Rebel militias battling regime forces in Aleppo and other hotspots are composed largely of soldiers who have defected from the Syrian military. But there are also many civilians -- including students, shopkeepers, real-estate agents and members of the president's ruling Baath party -- all trying to end four decades of Assad family rule.
Abdullah, the rebel commander in Aleppo, recalled the merciless government bombardment of the city of Homs this year as he geared up for battle. Asked if these fighters had enough ammunition to withstand a government siege, Abdullah said simply "no." He then added, "It will be just like Homs" and wept at the thought.
The Aleppo fighting has political significance.
A Syrian parliamentarian from Aleppo has defected to Turkey, according to the opposition Syrian National Council. Ikhlas Badawi is the first member of the assembly elected in May to defect and the latest in a series of high-profile officials to cut ties with the regime. This follows defections by high-level Syrian diplomats to the United Arab Emirates, Cyprus and Iraq.
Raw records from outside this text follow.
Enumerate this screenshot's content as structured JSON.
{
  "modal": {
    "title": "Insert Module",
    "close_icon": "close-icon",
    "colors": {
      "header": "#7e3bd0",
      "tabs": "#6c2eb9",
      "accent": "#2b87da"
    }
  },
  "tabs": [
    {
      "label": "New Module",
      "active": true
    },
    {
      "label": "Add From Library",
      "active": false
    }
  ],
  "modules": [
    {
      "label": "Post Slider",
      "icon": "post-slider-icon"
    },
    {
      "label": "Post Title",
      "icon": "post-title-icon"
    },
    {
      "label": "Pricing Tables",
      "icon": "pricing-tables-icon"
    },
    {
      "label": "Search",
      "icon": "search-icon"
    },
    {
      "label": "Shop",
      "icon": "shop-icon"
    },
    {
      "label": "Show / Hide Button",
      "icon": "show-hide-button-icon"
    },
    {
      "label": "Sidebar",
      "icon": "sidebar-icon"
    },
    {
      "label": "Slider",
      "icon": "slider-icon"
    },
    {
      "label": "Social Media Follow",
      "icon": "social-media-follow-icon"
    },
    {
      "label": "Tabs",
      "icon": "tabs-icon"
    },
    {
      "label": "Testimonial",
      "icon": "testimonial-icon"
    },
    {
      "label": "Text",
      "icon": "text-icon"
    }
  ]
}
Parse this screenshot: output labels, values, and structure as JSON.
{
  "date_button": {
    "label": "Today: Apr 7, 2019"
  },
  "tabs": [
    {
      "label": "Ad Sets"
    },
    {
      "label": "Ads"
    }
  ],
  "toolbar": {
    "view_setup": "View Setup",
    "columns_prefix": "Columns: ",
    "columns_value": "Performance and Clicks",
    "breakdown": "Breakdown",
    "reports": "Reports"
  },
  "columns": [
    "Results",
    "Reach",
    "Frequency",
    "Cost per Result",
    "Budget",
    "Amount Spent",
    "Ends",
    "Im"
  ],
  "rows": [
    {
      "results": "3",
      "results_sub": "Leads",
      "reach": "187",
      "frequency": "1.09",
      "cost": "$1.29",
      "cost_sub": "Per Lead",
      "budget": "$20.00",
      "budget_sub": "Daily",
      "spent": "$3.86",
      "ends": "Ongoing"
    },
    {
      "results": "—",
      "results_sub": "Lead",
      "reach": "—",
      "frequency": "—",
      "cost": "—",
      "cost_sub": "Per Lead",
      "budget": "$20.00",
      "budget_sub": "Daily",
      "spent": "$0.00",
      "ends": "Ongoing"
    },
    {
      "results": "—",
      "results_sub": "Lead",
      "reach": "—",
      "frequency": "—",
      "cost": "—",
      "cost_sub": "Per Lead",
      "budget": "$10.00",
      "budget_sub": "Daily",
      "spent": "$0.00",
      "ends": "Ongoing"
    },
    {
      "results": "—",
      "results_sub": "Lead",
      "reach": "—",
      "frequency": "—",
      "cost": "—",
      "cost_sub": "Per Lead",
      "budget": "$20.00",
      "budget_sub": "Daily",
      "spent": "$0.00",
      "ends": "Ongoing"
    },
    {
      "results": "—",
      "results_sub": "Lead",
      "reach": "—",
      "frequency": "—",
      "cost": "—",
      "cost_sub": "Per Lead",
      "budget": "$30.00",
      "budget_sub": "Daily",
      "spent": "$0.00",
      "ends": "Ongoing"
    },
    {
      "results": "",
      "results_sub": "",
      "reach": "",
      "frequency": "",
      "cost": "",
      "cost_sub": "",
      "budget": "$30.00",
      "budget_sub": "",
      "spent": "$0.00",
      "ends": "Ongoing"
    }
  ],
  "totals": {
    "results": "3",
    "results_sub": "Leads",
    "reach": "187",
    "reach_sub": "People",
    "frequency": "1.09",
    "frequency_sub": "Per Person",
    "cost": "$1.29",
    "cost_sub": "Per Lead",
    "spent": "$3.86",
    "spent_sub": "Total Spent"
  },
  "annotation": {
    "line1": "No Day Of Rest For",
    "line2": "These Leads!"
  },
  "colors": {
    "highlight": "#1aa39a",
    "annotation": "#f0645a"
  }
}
Andrew Tabler, a Syria expert at the Washington Institute for Near East Policy, said that if the government military effort fails in Aleppo, "it will cost the regime dearly and begin a process of contraction of regime control over Syria."
"If the regime is able to beat the rebels back, this conflict will go on far longer," he said.
As fighting raged, aid agencies scaled back their efforts in Aleppo.
A spokeswoman for the International Committee of the Red Cross -- which said it is temporarily moving some aid workers out of Syria to Beirut for security reasons -- said the organization doesn't have a presence in Aleppo at the moment. In addition, the Syrian Arab Red Crescent has had to suspend some of its activities.
"The situation there is extremely volatile," the ICRC said. "Several schools in Aleppo have been opened to host displaced families, and the local SARC volunteers have provided some relief items (mattresses, hygiene products and food). However, humanitarian needs are on the rise."
Outside Aleppo, battles between regime forces and rebels raged. Heavy shelling rocked other cities, including Damascus, Daraa, Idlib and Homs, the Local Coordination Committees of Syria said. Twenty-one people died in Daraa, 15 in Damascus and its suburbs, and 10 in Homs, the LCC said.
People fleeing violence were on the move from Aleppo and other hotspots. A group of Syrian refugees came under fire Thursday night while crossing the border into Jordan, said Petra, the Jordanian state news agency. A child was killed during the incident, according to Samih Maaytah, the minister of state for media affairs.
The Syrian crisis started in March 2011 when a government crackdown on peaceful protesters morphed into a nationwide uprising against the regime.
The LCC says more than 16,000 people have been killed in the conflict. The U.N. secretary-general said this week that almost 17,000 people have died.